‘The reason you’re going back to SoCal. It’s gotta be a woman, right?’
Cooper shook his head. ‘You have no idea.’
‘Please. You’re my twin brother. You think I’m an idiot? I know you. You’ve always thought with your dick. It’s what makes you you. And since I know that you have some measure of respect for us as your brothers, I know that the only thing that could possibly drag you away from the arrival of your first niece is a woman.’
‘Cal …’
Callum clinked bottles with his brother. ‘I like to be right.’
Cooper trailed a hand through his hair. ‘She’s a friend. That’s all.’
Callum laughed. ‘You? Friends with a woman? Now you really are bullshitting me.’
‘Fuck you,’ Cooper smiled.
‘I’m not buying it.’
‘Again. Fuck you.’
‘So what’s her name, this “friend”?’
‘Maggie.’
‘And what’s so important going on with Maggie that you can’t delay things a week or so?’
Callum didn’t have to say out loud what they both knew: that losing their father made it more important than ever to come together as a family, to hold tight to what bonded them, to make new links with each other now they were men.
Cooper walked to the recycling bin parked at the back of the house near the narrow walkway down the side, opened the lid and tossed his bottle in. Callum threw his to Cooper who caught it without looking and deposited it inside, too.
When he rejoined Callum, his face was serious. The joke in his eyes had disappeared and he ran a hand through his hair.
‘There’s a kid.’
Callum’s spine stiffened. ‘You are fucking kidding me. You have a kid?’
Cooper raised a hand. ‘Wait a goddamn minute. It’s not my kid. It’s her son. Evan. He’s got this thing coming up at his elementary school and he doesn’t have a dad who’ll be there, so it’s me. That’s why I’m heading back to San Clemente.’
‘For the kid.’ Callum could barely believe what his brother was telling him.
‘Yep.’
‘For the kid who’s not yours.’
‘That’s right, bro.’ Cooper held his chin high and defiant, challenging his brother to say one more thing, to have one more go at him. But Callum was going to do no such thing. Their own father had been an absent and distant man, more preoccupied with his business that his children while they were growing up. He’d demanded they all be sent to boarding school down in Melbourne when they reached high-school age, a fight their mother had thankfully won. When she died, it was too late so they’d remained at The Meadows until they’d all been able to escape. Callum respected his brother’s choice. If Cooper was now being a father to this kid, helping this woman Maggie with her son, then that was more honourable than their father had ever been.
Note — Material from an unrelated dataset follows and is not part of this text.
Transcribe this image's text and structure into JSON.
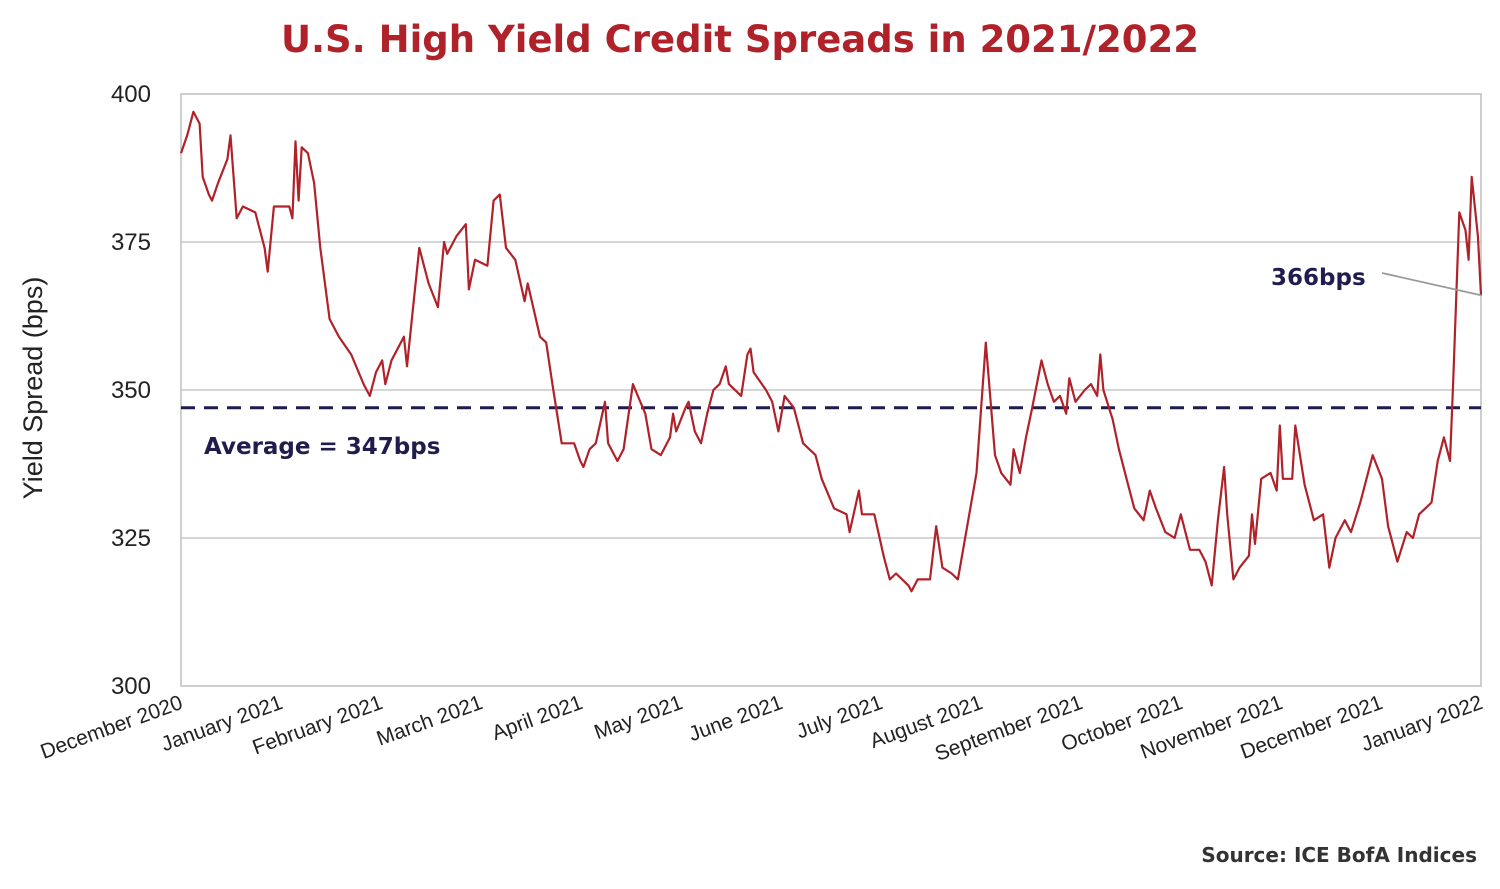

‘Well.’ Callum slapped Cooper on the back. ‘I never pictured you taking responsibility for too much of anything except yourself.’
Cooper turned to him. ‘You having a go at me for the millionth time about leaving you to run Malone’s on your own?’
‘I’ve got good cause. You and Chris had your fun for all the years you were roaming the planet and now you’re both settling down. Well, good for you both. I missed out on all that because I was running the fucking company while Dad was screwing who knows who and you two were off cheating death and avoiding sharks. Oh no, I’m not bitter and twisted.’
Cooper’s face slowly transformed into a grin. ‘Man, you need to get laid.’
Callum felt the tension in his shoulders and in his clenched jaw. Ava. There she was again, in his head. ‘You think?’
‘It was good to see Ava again. At the funeral. You know, there’s something about that woman. I don’t know, something … feisty. If I was staying in Sydney …’ Cooper’s voice trailed off and he raised an eyebrow at his brother.
‘But you’re not, are you?’
‘No.’
Sometimes Callum wished his twin brother didn’t know him quite so well.
Chapter Ten
‡
‘Here they are. My plans for your home, Mr Malone.’
Ava picked up a large white cardboard tube. Flipping off the plastic seal at one end, she slipped out a large white piece of paper and spread it out on Callum’s dining table. She reached for her mobile phone and placed it as a weight at one end so the paper didn’t roll back up and held out her hand to Callum, palm up. He reached into his trouser pocket for his phone and handed it to her. She placed it on the other end and it helped hold the plans steady and flat.